Según informa Gesa-Endesa en un comunicado, gracias a este cambio los clientes disfrutarán de importantes ventajas energéticas y medioambientales, puesto que el gas natural es el combustible fósil "más limpio".
En el acto de sustitución, celebrado en la central de Cas Tresorer, han participado la consellera de Comercio, Industria y Energía, Francesca Vives; el director general de Endesa en las Islas Baleares, Andreu Rotger, y el director de Gesa Gas, Javier Nausía.
Los clientes de los municipios de Palma, Marratxí, Calvià y Llucmajor serán los que disfrutarán a partir de ahora de este combustible, indica la nota.
El proceso de sustitución empezó el 1 de octubre, se ha hecho gradualmente y ha finalizado hoy con la llegada del gas a Es Portitxol, Molinar, La Gruta, Coll d'en Rabassa, Can Pastilla, Playa de Palma, Arenal y Son Verí.
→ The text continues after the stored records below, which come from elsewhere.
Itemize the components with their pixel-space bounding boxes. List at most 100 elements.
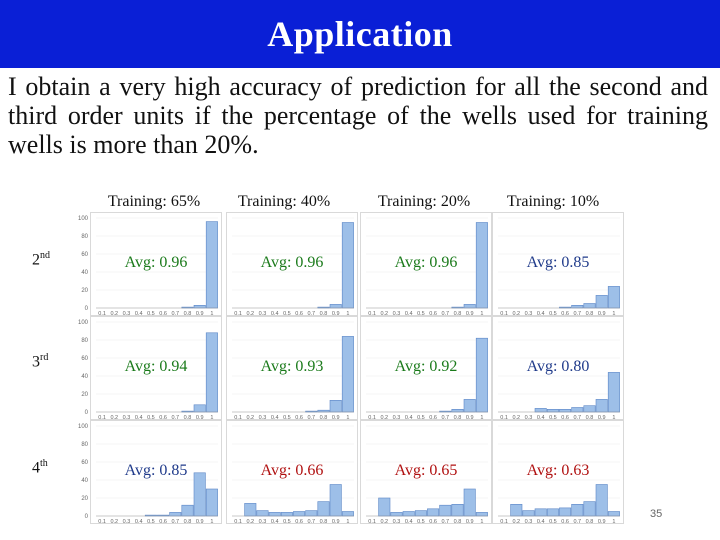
histogram-2nd-1: 0.1 0.2 0.3 0.4 0.5 0.6 0.7 0.8 0.9 1 Avg: 0.96 xyxy=(226,212,358,316)
histogram-bar xyxy=(427,508,440,517)
histogram-bar xyxy=(559,409,572,413)
histogram-bar xyxy=(390,512,403,517)
histogram-bar xyxy=(402,511,415,517)
histogram-bar xyxy=(546,508,559,517)
x-tick-label: 0.8 xyxy=(320,415,328,420)
histogram-bar xyxy=(546,409,559,413)
y-axis-labels-4th: 100 80 60 40 20 0 xyxy=(78,424,89,520)
histogram-bar xyxy=(595,399,608,413)
x-tick-label: 0.8 xyxy=(454,415,462,420)
x-tick-label: 0.2 xyxy=(246,519,254,524)
avg-annotation: Avg: 0.66 xyxy=(261,462,324,479)
x-tick-label: 0.1 xyxy=(500,415,508,420)
x-tick-label: 0.3 xyxy=(393,415,401,420)
x-tick-label: 0.5 xyxy=(147,519,155,524)
title-bar: Application xyxy=(0,0,720,68)
histogram-bar xyxy=(193,472,206,517)
x-tick-label: 0.1 xyxy=(500,519,508,524)
histogram-4th-3: 0.1 0.2 0.3 0.4 0.5 0.6 0.7 0.8 0.9 1 Avg: 0.63 xyxy=(492,420,624,524)
y-tick-label: 100 xyxy=(78,216,89,222)
histogram-2nd-2: 0.1 0.2 0.3 0.4 0.5 0.6 0.7 0.8 0.9 1 Avg: 0.96 xyxy=(360,212,492,316)
histogram-bar xyxy=(595,295,608,309)
avg-annotation: Avg: 0.96 xyxy=(261,254,324,271)
x-tick-label: 0.4 xyxy=(271,519,279,524)
x-tick-label: 0.1 xyxy=(368,311,376,316)
x-tick-label: 0.9 xyxy=(466,519,474,524)
histogram-bar xyxy=(317,501,330,517)
x-tick-label: 0.4 xyxy=(135,415,143,420)
x-tick-label: 0.9 xyxy=(598,311,606,316)
x-tick-label: 0.2 xyxy=(380,415,388,420)
x-tick-label: 0.8 xyxy=(586,311,594,316)
x-tick-label: 1 xyxy=(210,311,213,316)
page-number: 35 xyxy=(650,508,663,520)
histogram-bar xyxy=(329,304,342,309)
x-tick-label: 0.3 xyxy=(525,519,533,524)
x-tick-label: 0.8 xyxy=(184,519,192,524)
row-label-3rd: 3rd xyxy=(32,352,49,371)
histogram-bar xyxy=(341,511,354,517)
x-tick-label: 0.9 xyxy=(332,519,340,524)
x-tick-label: 0.5 xyxy=(147,311,155,316)
x-tick-label: 0.3 xyxy=(393,519,401,524)
x-tick-label: 0.9 xyxy=(332,311,340,316)
x-tick-label: 0.2 xyxy=(110,311,118,316)
histogram-bar xyxy=(451,504,464,517)
avg-annotation: Avg: 0.92 xyxy=(395,358,458,375)
histogram-bar xyxy=(414,510,427,517)
histogram-3rd-1: 0.1 0.2 0.3 0.4 0.5 0.6 0.7 0.8 0.9 1 Avg: 0.93 xyxy=(226,316,358,420)
x-tick-label: 1 xyxy=(480,519,483,524)
x-tick-label: 0.6 xyxy=(429,519,437,524)
histogram-bar xyxy=(181,504,194,517)
x-tick-label: 0.8 xyxy=(320,519,328,524)
x-tick-label: 0.2 xyxy=(246,311,254,316)
x-tick-label: 0.3 xyxy=(123,311,131,316)
histogram-bar xyxy=(583,501,596,517)
x-tick-label: 0.7 xyxy=(171,519,179,524)
x-tick-label: 0.9 xyxy=(196,415,204,420)
x-tick-label: 0.8 xyxy=(184,415,192,420)
histogram-bar xyxy=(595,484,608,517)
y-tick-label: 40 xyxy=(81,270,88,276)
x-tick-label: 0.5 xyxy=(417,311,425,316)
y-tick-label: 40 xyxy=(81,478,88,484)
histogram-bar xyxy=(583,303,596,309)
avg-annotation: Avg: 0.85 xyxy=(527,254,590,271)
y-tick-label: 0 xyxy=(85,306,89,312)
x-tick-label: 0.7 xyxy=(171,415,179,420)
x-tick-label: 0.5 xyxy=(549,519,557,524)
x-tick-label: 0.6 xyxy=(429,415,437,420)
histogram-bar xyxy=(475,337,488,413)
histogram-bar xyxy=(205,221,218,309)
x-tick-label: 0.9 xyxy=(466,415,474,420)
y-axis-labels-2nd: 100 80 60 40 20 0 xyxy=(78,216,89,312)
histogram-bar xyxy=(463,304,476,309)
histogram-bar xyxy=(463,488,476,517)
y-tick-label: 60 xyxy=(81,356,88,362)
histogram-bar xyxy=(193,305,206,309)
x-tick-label: 0.6 xyxy=(295,311,303,316)
histogram-bar xyxy=(256,510,269,517)
x-tick-label: 1 xyxy=(480,415,483,420)
histogram-2nd-3: 0.1 0.2 0.3 0.4 0.5 0.6 0.7 0.8 0.9 1 Avg: 0.85 xyxy=(492,212,624,316)
x-tick-label: 0.2 xyxy=(512,415,520,420)
histogram-bar xyxy=(280,512,293,517)
histogram-3rd-2: 0.1 0.2 0.3 0.4 0.5 0.6 0.7 0.8 0.9 1 Avg: 0.92 xyxy=(360,316,492,420)
x-tick-label: 0.7 xyxy=(441,415,449,420)
y-tick-label: 60 xyxy=(81,252,88,258)
avg-annotation: Avg: 0.96 xyxy=(395,254,458,271)
x-tick-label: 0.7 xyxy=(307,519,315,524)
histogram-bar xyxy=(268,512,281,517)
x-tick-label: 0.1 xyxy=(234,519,242,524)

Con la finalización de este proceso de sustitución de gas, indica la nota, los clientes de la compañía de toda la Bahía de Palma podrán disfrutar de las ventajas energéticas y medioambientales que ofrece el gas natural.
Gesa señala que el gas natural es además la fuente de energía idónea para utilizar en infraestructuras eléctricas como las centrales de ciclo combinado, y sus ventajas también se trasladan al uso doméstico, industrial y turístico.
Con respecto a la calefacción y al agua caliente, la eléctrica destaca una reducción de las inversiones y costes de explotación frente a otros sistemas de calefacción, sobre todo por un mantenimiento escaso y una vida útil prolongada.
Gesa señala asimismo que la alta potencia del gas ofrece una cocción más rápida y flexible que la de otros sistemas y a un menor precio, al tiempo que los enseres de cocina se mantienen en perfecto estado.
En cuanto al aspecto económico, el coste del gas es inferior al de otros vectores energéticos y con él la factura energética puede menguar alrededor de un 33 por ciento, según Gesa.